In a recent report, Google disclosed its findings on the exploitation of 75 zero-day vulnerabilities throughout 2024, a decline from 98 detected in 2023 yet an increase from the previous year’s 63. Notably, 44% of these vulnerabilities primarily targeted enterprise products, with 20 affecting security software and appliances.
The Google Threat Intelligence Group (GTIG) highlighted that zero-day exploitation methods against browsers and mobile devices experienced significant decreases, dropping by roughly a third for browsers and nearly half for mobile devices compared to the prior year. However, exploit chains composed of multiple zero-day vulnerabilities remained prevalent, particularly in targeting mobile devices, accounting for nearly 90% of such incidents.
Among the vulnerable products, Microsoft Windows was associated with 22 of the 75 documented exploits. Other affected platforms included Apple’s Safari with three, iOS with two, Android with seven, Chrome with seven, and Mozilla Firefox with a solitary flaw. Notably, three out of the seven zero-days on Android were linked to third-party components.
Among the 33 zero-days affecting enterprise software and appliances, 20 targeted security and networking tools, notably from vendors like Ivanti, Palo Alto Networks, and Cisco. The GTIG stressed that these tools, designed for connecting diverse systems requiring high-level permissions, present enticing opportunities for threat actors seeking streamlined access into corporate networks.
In total, 18 unique vendors were affected in 2024, distinctly more than the 12 recorded in 2021 and comparable to 22 in 2023. Microsoft emerged as the most targeted vendor, with 26 zero-day exploits, followed by Google (11), Ivanti (7), and Apple (5).
Google defined zero-days as vulnerabilities actively exploited prior to the release of public patches, noting that state-sponsored cyber espionage continues to drive much of the exploitation reported. Specifically, the zero-day exploitation of 34 vulnerabilities could be traced to six major threat clusters, including state-sponsored groups primarily from China (5), Russia (1), and South Korea (1). Other techniques pointed to non-state actors motivated by financial gain.

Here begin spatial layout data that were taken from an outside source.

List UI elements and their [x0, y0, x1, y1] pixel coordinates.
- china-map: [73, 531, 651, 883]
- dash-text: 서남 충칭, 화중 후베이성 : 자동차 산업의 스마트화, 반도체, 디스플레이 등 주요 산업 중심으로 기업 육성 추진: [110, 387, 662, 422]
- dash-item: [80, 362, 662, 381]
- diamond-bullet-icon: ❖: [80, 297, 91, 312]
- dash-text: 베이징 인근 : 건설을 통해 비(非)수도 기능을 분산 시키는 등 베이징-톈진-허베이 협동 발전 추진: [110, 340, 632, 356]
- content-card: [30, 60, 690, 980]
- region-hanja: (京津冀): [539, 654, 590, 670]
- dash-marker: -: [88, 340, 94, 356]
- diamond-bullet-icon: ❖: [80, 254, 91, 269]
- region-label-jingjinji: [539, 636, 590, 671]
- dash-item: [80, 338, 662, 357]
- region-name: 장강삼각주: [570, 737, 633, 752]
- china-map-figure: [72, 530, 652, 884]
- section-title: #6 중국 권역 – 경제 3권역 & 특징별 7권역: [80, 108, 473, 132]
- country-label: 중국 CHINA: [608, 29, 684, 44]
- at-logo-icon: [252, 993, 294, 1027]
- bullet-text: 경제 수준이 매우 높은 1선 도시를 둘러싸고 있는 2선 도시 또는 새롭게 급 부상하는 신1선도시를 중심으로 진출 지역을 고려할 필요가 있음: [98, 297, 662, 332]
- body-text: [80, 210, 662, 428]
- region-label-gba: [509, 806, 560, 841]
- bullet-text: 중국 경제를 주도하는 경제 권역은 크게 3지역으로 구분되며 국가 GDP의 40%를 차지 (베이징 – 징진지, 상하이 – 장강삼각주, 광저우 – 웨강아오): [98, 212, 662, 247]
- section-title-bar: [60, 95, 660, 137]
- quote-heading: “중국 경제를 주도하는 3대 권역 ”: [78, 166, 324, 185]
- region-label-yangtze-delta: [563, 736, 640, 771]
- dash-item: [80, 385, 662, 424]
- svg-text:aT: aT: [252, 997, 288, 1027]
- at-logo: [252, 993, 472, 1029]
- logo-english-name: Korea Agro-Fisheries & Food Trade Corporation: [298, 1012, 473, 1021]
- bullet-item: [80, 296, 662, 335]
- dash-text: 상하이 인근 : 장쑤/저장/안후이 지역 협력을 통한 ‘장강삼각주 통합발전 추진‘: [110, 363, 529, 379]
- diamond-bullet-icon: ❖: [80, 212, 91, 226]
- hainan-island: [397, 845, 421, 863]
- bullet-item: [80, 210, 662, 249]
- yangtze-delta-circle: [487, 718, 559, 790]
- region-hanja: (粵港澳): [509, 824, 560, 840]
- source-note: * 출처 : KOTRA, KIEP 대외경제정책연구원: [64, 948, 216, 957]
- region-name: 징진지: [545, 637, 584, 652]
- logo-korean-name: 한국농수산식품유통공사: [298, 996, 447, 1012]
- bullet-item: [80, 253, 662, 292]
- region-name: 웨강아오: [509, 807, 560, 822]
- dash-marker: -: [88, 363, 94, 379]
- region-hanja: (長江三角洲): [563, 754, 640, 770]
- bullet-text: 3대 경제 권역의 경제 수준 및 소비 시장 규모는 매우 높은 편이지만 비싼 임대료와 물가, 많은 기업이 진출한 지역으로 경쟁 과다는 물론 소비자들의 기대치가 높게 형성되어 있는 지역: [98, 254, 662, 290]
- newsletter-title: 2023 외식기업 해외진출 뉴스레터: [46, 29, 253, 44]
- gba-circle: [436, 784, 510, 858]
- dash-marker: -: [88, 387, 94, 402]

In November 2024, Google uncovered a malicious JavaScript injection on the website of the Diplomatic Academy of Ukraine, which triggered an exploit for CVE-2024-44308, leading to arbitrary code execution. This was then connected with a WebKit vulnerability, CVE-2024-44309, facilitating a cross-site scripting (XSS) attack aimed at capturing user cookies for unauthorized access.
Additionally, Google identified an exploit chain targeting both Firefox and Tor browsers, combining CVE-2024-9680 and CVE-2024-49039 to breach Firefox’s sandbox and execute malicious code with elevated privileges. This activity has been linked to a financially motivated actor referred to as RomCom, classified under the dual motivations of financial gain and espionage, with Google tracking it as CIGAR.
Threat actors have reportedly utilized both vulnerabilities to establish a zero-day exploit by leveraging a compromised cryptocurrency news website as a watering hole, redirecting visitors to an attacker-controlled domain. Casey Charrier, a Senior Analyst at GTIG, remarked on the slow but steady rise of zero-day exploitation but acknowledged early signs of effective mitigations from vendors.
Charrier pointed out a decline in exploit instances targeting historically popular products, likely due to proactive measures taken by many major vendors to thwart such attempts. Nevertheless, there remains an alarming shift towards targeting enterprise-focused products, necessitating a broader array of vendors to enhance security protocols. Ultimately, the landscape of zero-day exploitation will evolve based on vendors’ decisions and their efficacy in countering these persistent threats.